"I kind of liked The Break-Up, but it's because I'm a chick," a female friend recently informed me.

I don't see how that could possibly help.

A film whose plot is right there in the title, The Break-Up is one of the most pointless films I've seen in a long time. Gary (Vince Vaughn) and Brooke (Jennifer Aniston) live together in a swell little Chicago condo, and after two years, Brooke decides she's done putting up with Gary's bullshit. They break up. Both of them kind of want to get back together, but fuck it up. The end.

I'll say this for it: I expected something much worse. The awful, awful trailers made it seem like a "When Vince Met Jen..." twee rom-com. It's nothing like that. Instead, it's a cute little dramedy. I usually don't like the term "dramedy" very much, but I'll let it slide here, because I also didn't like The Break-Up very much.

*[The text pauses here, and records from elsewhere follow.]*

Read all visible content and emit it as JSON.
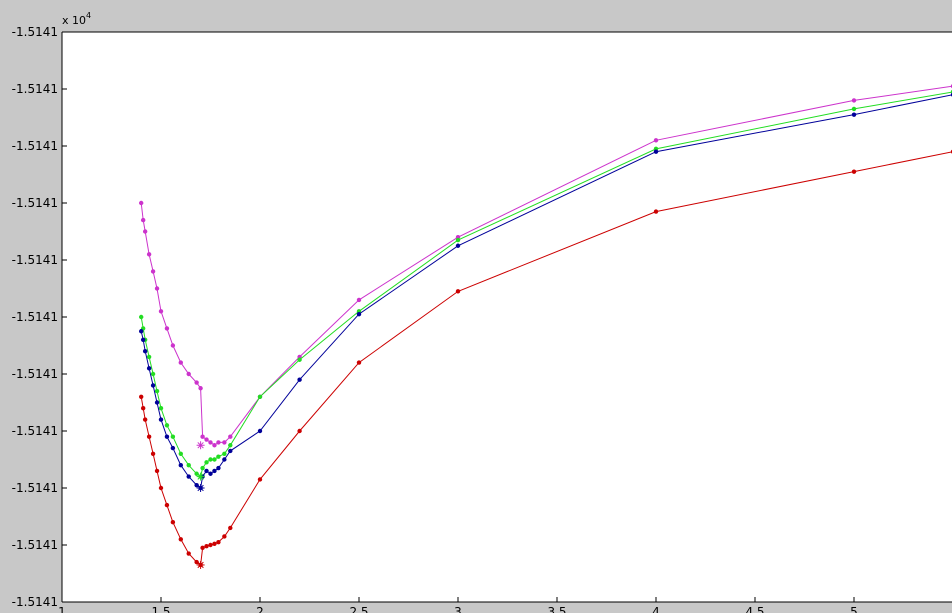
{
  "chart_data": {
    "type": "line",
    "title": "",
    "xlabel": "",
    "ylabel": "",
    "y_multiplier_label": {
      "base": "x 10",
      "exponent": "4"
    },
    "xlim": [
      1,
      5.5
    ],
    "ylim": [
      0,
      10
    ],
    "x_ticks": [
      1,
      1.5,
      2,
      2.5,
      3,
      3.5,
      4,
      4.5,
      5
    ],
    "x_tick_labels": [
      "1",
      "1.5",
      "2",
      "2.5",
      "3",
      "3.5",
      "4",
      "4.5",
      "5"
    ],
    "y_ticks": [
      0,
      1,
      2,
      3,
      4,
      5,
      6,
      7,
      8,
      9,
      10
    ],
    "y_tick_labels": [
      "-1.5141",
      "-1.5141",
      "-1.5141",
      "-1.5141",
      "-1.5141",
      "-1.5141",
      "-1.5141",
      "-1.5141",
      "-1.5141",
      "-1.5141",
      "-1.5141"
    ],
    "grid": false,
    "series": [
      {
        "color": "#cc33cc",
        "marker": "dot",
        "points": [
          [
            1.4,
            7.0
          ],
          [
            1.41,
            6.7
          ],
          [
            1.42,
            6.5
          ],
          [
            1.44,
            6.1
          ],
          [
            1.46,
            5.8
          ],
          [
            1.48,
            5.5
          ],
          [
            1.5,
            5.1
          ],
          [
            1.53,
            4.8
          ],
          [
            1.56,
            4.5
          ],
          [
            1.6,
            4.2
          ],
          [
            1.64,
            4.0
          ],
          [
            1.68,
            3.85
          ],
          [
            1.7,
            3.75
          ],
          [
            1.71,
            2.9
          ],
          [
            1.73,
            2.85
          ],
          [
            1.75,
            2.8
          ],
          [
            1.77,
            2.75
          ],
          [
            1.79,
            2.8
          ],
          [
            1.82,
            2.8
          ],
          [
            1.85,
            2.9
          ],
          [
            2.0,
            3.6
          ],
          [
            2.2,
            4.3
          ],
          [
            2.5,
            5.3
          ],
          [
            3.0,
            6.4
          ],
          [
            4.0,
            8.1
          ],
          [
            5.0,
            8.8
          ],
          [
            5.5,
            9.05
          ]
        ]
      },
      {
        "color": "#22dd22",
        "marker": "dot",
        "points": [
          [
            1.4,
            5.0
          ],
          [
            1.41,
            4.8
          ],
          [
            1.42,
            4.6
          ],
          [
            1.44,
            4.3
          ],
          [
            1.46,
            4.0
          ],
          [
            1.48,
            3.7
          ],
          [
            1.5,
            3.4
          ],
          [
            1.53,
            3.1
          ],
          [
            1.56,
            2.9
          ],
          [
            1.6,
            2.6
          ],
          [
            1.64,
            2.4
          ],
          [
            1.68,
            2.25
          ],
          [
            1.7,
            2.2
          ],
          [
            1.71,
            2.35
          ],
          [
            1.73,
            2.45
          ],
          [
            1.75,
            2.5
          ],
          [
            1.77,
            2.5
          ],
          [
            1.79,
            2.55
          ],
          [
            1.82,
            2.6
          ],
          [
            1.85,
            2.75
          ],
          [
            2.0,
            3.6
          ],
          [
            2.2,
            4.25
          ],
          [
            2.5,
            5.1
          ],
          [
            3.0,
            6.35
          ],
          [
            4.0,
            7.95
          ],
          [
            5.0,
            8.65
          ],
          [
            5.5,
            8.95
          ]
        ]
      },
      {
        "color": "#000099",
        "marker": "dot",
        "points": [
          [
            1.4,
            4.75
          ],
          [
            1.41,
            4.6
          ],
          [
            1.42,
            4.4
          ],
          [
            1.44,
            4.1
          ],
          [
            1.46,
            3.8
          ],
          [
            1.48,
            3.5
          ],
          [
            1.5,
            3.2
          ],
          [
            1.53,
            2.9
          ],
          [
            1.56,
            2.7
          ],
          [
            1.6,
            2.4
          ],
          [
            1.64,
            2.2
          ],
          [
            1.68,
            2.05
          ],
          [
            1.7,
            2.0
          ],
          [
            1.71,
            2.2
          ],
          [
            1.73,
            2.3
          ],
          [
            1.75,
            2.25
          ],
          [
            1.77,
            2.3
          ],
          [
            1.79,
            2.35
          ],
          [
            1.82,
            2.5
          ],
          [
            1.85,
            2.65
          ],
          [
            2.0,
            3.0
          ],
          [
            2.2,
            3.9
          ],
          [
            2.5,
            5.05
          ],
          [
            3.0,
            6.25
          ],
          [
            4.0,
            7.9
          ],
          [
            5.0,
            8.55
          ],
          [
            5.5,
            8.9
          ]
        ]
      },
      {
        "color": "#cc0000",
        "marker": "dot",
        "points": [
          [
            1.4,
            3.6
          ],
          [
            1.41,
            3.4
          ],
          [
            1.42,
            3.2
          ],
          [
            1.44,
            2.9
          ],
          [
            1.46,
            2.6
          ],
          [
            1.48,
            2.3
          ],
          [
            1.5,
            2.0
          ],
          [
            1.53,
            1.7
          ],
          [
            1.56,
            1.4
          ],
          [
            1.6,
            1.1
          ],
          [
            1.64,
            0.85
          ],
          [
            1.68,
            0.7
          ],
          [
            1.7,
            0.65
          ],
          [
            1.71,
            0.95
          ],
          [
            1.73,
            0.98
          ],
          [
            1.75,
            1.0
          ],
          [
            1.77,
            1.02
          ],
          [
            1.79,
            1.05
          ],
          [
            1.82,
            1.15
          ],
          [
            1.85,
            1.3
          ],
          [
            2.0,
            2.15
          ],
          [
            2.2,
            3.0
          ],
          [
            2.5,
            4.2
          ],
          [
            3.0,
            5.45
          ],
          [
            4.0,
            6.85
          ],
          [
            5.0,
            7.55
          ],
          [
            5.5,
            7.9
          ]
        ]
      }
    ],
    "minimum_markers": [
      {
        "color": "#cc33cc",
        "x": 1.7,
        "y": 2.75
      },
      {
        "color": "#22dd22",
        "x": 1.7,
        "y": 2.2
      },
      {
        "color": "#000099",
        "x": 1.7,
        "y": 2.0
      },
      {
        "color": "#cc0000",
        "x": 1.7,
        "y": 0.65
      }
    ]
  }
}
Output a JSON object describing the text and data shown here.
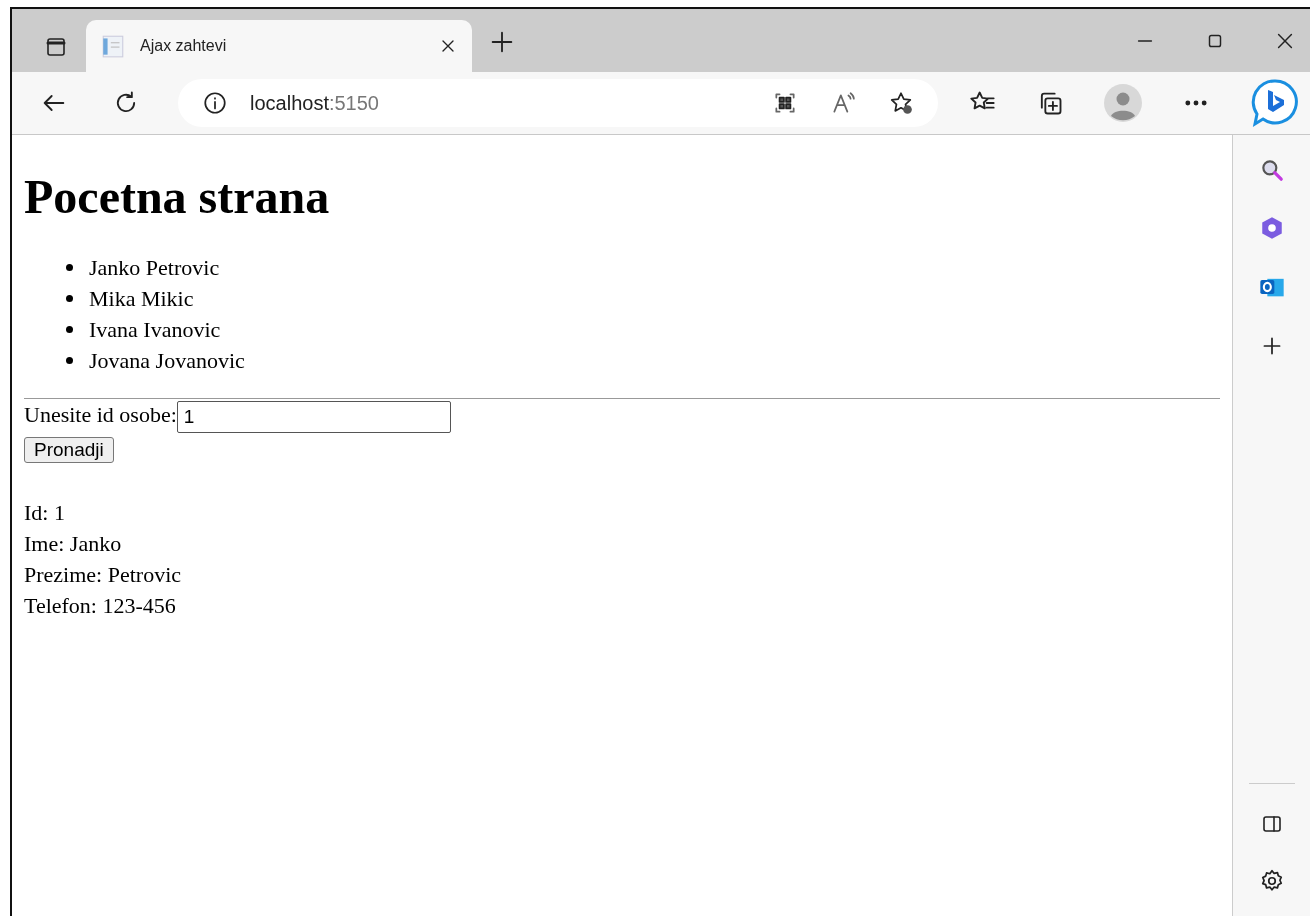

The problem with the film, as everyone else has pointed out (the danger of reviewing a film two weeks after it opened,) is that we never have any investment in the central relationship surviving. The film opens with their "meet cute" at a Cubs game (Lies #1: Vince orders ketchup on a hot-dog; lie #2: his friend Johnny (Jon Favreau) is wearing a Sox jersey at a Sox-Cubs game, surrounded by Cubs fans, and he is not beaten to death), in which Vince is a total jackass. Allegedly, he is meant to be silly and charming, I think, but he comes off as a pushy asshole. Then, there's a montage of still photos of the couple being happy together under the credits, then the film proper begins, effectively, with their break-up.

There is not one moment in the film when I wanted them together. There is not one moment when I could imagine what possibly kept them together for two years. Nothing in the film makes it seem like they'd have ever made it to a second date.

Frankly, I wanted them to break up, and I was annoyed it took so long for them to fucking do it.

I was reminded of two incalculably better films, Woody Allen's Annie Hall and Ingmar Bergman's Scenes from a Marriage. The first of those, of course, treats the life of a relationship from meeting to break-up to what happens after. Many people have tried to justify spending $9.50 on The Break-Up by pointing to its "honesty" in depicting the feelings and fights and blah blah. There is infinitely more honesty in Alvy Singer's admission at the end that seeing Annie take a date to The Sorrow and the Pity was a "personal victory" than anything in here. As for the Bergman film, it depicts the death throes of what was once a happy marriage, but it starts off showing us what they have to lose. The current film shows us nothing worth ever having, unless it's the condo. Watching Scenes from a Marriage is scarring and personal because Johan and Marianne represent everything good about love as well as everything bad, and that makes their fall tragic, even torturous to watch. There is nothing good about Vince and Jen's love. They are horrible together. Horrible, horrible, horrible.

The pity is that so much of the rest of the film works. The supporting cast is uniformly terrific - Jason Bateman takes on scene and nails it to the floor, Vincent D'Onofrio does what he does (i.e., is fucking fantastic in little ways that are still striking me as I write this, 20 hours later), Judy Davis is the perfect embodiment of Woman's Experience. Vaughn and Favreau are wonderful in every scene they share. Frankly, Aniston is great in the scenes where she's not forced to convince me that she weally wuvs Vince.

And for the first time ever in my knowlege, a film set in Chicago is actually aware of what makes the city wonderful (it's native son Vaughn's baby, and it was clearly written by someone who loves it here). Sure, there are obligatory "postcard shots" of the skyline, and Vince's job as a bus tour guide seems specifically designed to show off the landmarks, and Jen just happens to jog in Grant Park, and nobody calls the Riviera, "the Riv," and certainly nobody buys beer there..where was I going? Right, the film still captures the neighborhoods of the city, something I've never, ever seen before. It's not a film that feels the need to prove how pretty Chicago is, and that is why it succeeds in doing so.

I just don't know what else there is to say. The story only works if we care about Vince & Jen, and I sure as hell didn't. The ending makes it seem like they're going to get back together sometime down the road, maybe; heaven keep us from somebody actually making The Break-Up 2: The Reunion, because that would be a torture even Bergman couldn't conceive of.